甲武信岳は山梨県・最ため券・長野県をまたいで位置する山です。標高は2475m、奥秩父連峰を代表する山岳であり、高い登山人気があります。
日本百名山に選定され、千曲川・荒川・笛吹川の源流があり、緑の深い自然環境を持ちます。
奥秩父連峰の中ではほぼ中央に位置します。
この記事に書いてあること
この山について・概要
甲武信岳の山名は、山域が重なる地域名「甲州・武州・信州」の頭文字を合わせたという説が有力ですが、定かではなく、尾根が寄り集まって人の拳に似ていることが由来ではないかという説もあります。

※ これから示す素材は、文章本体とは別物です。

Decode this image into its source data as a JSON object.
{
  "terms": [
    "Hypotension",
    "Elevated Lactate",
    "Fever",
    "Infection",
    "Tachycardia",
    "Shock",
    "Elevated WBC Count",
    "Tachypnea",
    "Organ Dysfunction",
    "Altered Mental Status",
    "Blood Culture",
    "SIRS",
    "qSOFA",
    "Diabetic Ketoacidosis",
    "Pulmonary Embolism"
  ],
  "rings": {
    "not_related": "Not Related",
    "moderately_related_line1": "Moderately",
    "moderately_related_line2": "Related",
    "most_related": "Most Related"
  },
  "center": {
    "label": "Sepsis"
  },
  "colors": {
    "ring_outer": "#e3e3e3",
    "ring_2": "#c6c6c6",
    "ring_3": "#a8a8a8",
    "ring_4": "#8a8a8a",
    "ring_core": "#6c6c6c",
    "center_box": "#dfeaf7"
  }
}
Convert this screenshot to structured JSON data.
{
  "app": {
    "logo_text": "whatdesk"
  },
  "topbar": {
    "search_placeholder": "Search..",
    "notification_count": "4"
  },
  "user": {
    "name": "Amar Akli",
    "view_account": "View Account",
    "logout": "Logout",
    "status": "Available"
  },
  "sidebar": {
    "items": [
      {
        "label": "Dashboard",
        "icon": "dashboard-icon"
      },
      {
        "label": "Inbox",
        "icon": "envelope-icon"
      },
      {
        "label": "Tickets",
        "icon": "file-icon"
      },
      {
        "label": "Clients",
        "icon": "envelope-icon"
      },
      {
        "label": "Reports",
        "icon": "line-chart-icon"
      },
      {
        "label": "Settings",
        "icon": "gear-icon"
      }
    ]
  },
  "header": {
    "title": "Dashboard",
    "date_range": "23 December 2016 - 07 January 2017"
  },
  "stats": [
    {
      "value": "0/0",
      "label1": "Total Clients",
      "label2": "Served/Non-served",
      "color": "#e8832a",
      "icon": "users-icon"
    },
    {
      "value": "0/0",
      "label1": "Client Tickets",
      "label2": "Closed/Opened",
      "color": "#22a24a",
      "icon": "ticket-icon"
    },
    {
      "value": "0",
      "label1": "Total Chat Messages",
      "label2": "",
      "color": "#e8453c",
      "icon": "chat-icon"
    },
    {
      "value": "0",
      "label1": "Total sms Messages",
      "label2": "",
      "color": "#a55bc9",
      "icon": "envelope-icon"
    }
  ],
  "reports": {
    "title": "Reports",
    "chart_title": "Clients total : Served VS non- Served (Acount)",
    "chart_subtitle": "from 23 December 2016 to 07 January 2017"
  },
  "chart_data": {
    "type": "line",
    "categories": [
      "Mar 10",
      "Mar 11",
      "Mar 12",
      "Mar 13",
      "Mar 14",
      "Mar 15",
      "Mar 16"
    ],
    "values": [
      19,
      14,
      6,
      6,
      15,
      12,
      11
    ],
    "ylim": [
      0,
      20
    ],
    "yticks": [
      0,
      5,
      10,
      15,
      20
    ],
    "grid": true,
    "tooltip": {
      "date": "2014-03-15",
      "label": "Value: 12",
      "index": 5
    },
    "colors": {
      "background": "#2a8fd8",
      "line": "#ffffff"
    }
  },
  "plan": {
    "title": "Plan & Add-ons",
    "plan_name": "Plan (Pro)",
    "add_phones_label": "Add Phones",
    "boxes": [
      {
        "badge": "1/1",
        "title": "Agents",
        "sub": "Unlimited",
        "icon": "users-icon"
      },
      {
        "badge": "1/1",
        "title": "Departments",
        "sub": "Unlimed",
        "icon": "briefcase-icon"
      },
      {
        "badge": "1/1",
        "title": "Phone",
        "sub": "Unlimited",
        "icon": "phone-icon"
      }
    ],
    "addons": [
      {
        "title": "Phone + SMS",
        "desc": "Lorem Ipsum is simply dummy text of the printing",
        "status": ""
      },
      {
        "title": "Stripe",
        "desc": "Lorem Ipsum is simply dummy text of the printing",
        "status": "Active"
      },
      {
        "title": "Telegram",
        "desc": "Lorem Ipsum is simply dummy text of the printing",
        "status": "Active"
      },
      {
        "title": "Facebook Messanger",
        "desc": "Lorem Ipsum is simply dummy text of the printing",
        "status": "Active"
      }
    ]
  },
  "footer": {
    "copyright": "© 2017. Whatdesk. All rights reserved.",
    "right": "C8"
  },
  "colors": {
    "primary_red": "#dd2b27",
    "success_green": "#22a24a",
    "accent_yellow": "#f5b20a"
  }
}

水源に恵まれシラベやダケカンバなどの原生林が深く、多くの高山植物の繁殖域でもあります。
秩父多摩甲斐国立公園に属しています。
江戸時代には信濃と武州、江戸をつなぐ経路がここにあり、それらが交差する「十字峠」があります。
登山の人気シーズンは?
甲武信岳の登山シーズンは、雪が溶け始める3月の下旬ころから紅葉が終わりを告げる11月の中旬頃までがピークです。
夏には高山植物が咲き乱れることから、大型連休を利用した登山客であふれます。
積雪期は短く一年を通して登山を楽しむことができます。
5月6月のシャクナゲのシーズンには、それ目当ての登山客が多く訪れます。
この山の魅力
甲武信岳の魅力は その展望の良さです。
奥秩父の中央にあることから、周辺にある日本百名山のうちの43座をすべて視界に入れることができる、大パノラマです。
また、甲武信岳から見えることができる富士山は特段美しく、威風堂々としたその佇まいは日本画を彷彿とさせます。
甲武信岳は高山植物でも有名です。
シャクナゲやウメバチソウなど希少な植物が季節ごとに大きな花畑を形成します。
登山のレベル
甲武信岳の登山レベルは、選択するルートによって大きな差がでますが、中級から上級くらいだと思っていいでしょう。
河川の源流があることから、渓流瀑や沢沿いの山道を通るルートでは滑りやすく怪我の危険性もあります。
また傾斜がきついポイントも点在するので、ある程度の脚力・体力が必要になります。
山道はほぼ林道になり、整備の行き届いていない場所もあるので全くの初心者では辛く感じてしまうかもしれません。
主な登山ルート
深い森林に覆われた甲武信岳は、山道自体が限られています。
往復ルートが基本になります。
毛気平登山口~甲武信岳山頂ルート
毛気平登山口をスタートしてナメ滝を通り千曲川・信濃川水源地評を通過して甲武信岳山頂に向かい、元に戻るルートです。
森林を抜ける、非常に清々しさを感じる山道です。
標高1115m総距離16㎞、所要時間6時間半になります。
西沢渓谷入口~甲武信岳1泊2日ルート
山梨県側からの西沢渓谷入口からスタートして新道分岐を超え甲武信小屋で1泊目。
2日目に甲武信岳山頂に到達し、もと来たルートで戻りゴールします。
山梨県側のルートは、途中まで道路が舗装されていて歩きやすいのですが、距離が長いために山頂到着前くらいで1泊します。
距離14.3㎞、所要時間9時間半になります。
冬山登山はできる?
甲武信岳は冬登山もできます。
幕営が可能なので、宿泊登山をしキャンプを楽しむ登山者も多くいます。
夏場のシーズンでは登山客は多いですが、冬は貸切状態になることがあるほどです。
アイゼンや防寒着などの冬装備は必須です。
平均気温のはあまり低くない山ですが、時期によって携帯している飲料がザックの中で凍ってしまうほど凍てつくこともあるので注意しましょう。
山小屋情報
甲武信岳には多くの山小屋があります。
一本道の長い登山ルートが多いので、エスケープルートも確保することが難しくなります。
体力的にきつくなったときなどに利用しましょう。
- 甲武信小屋
- 場所:甲武信岳南東200m地点
- 電話:090-3337-8947
- FAX:なし
- 営業期間:4月下旬~11月下旬
まとめ
奥秩父の豊かな自然を体験できる甲武信岳登山は、みずみずしいばかりの森林を抜ける魅力的な山です。
山頂からの展望は登山愛好者なら一生に一度は目に収めておきたい絶景です。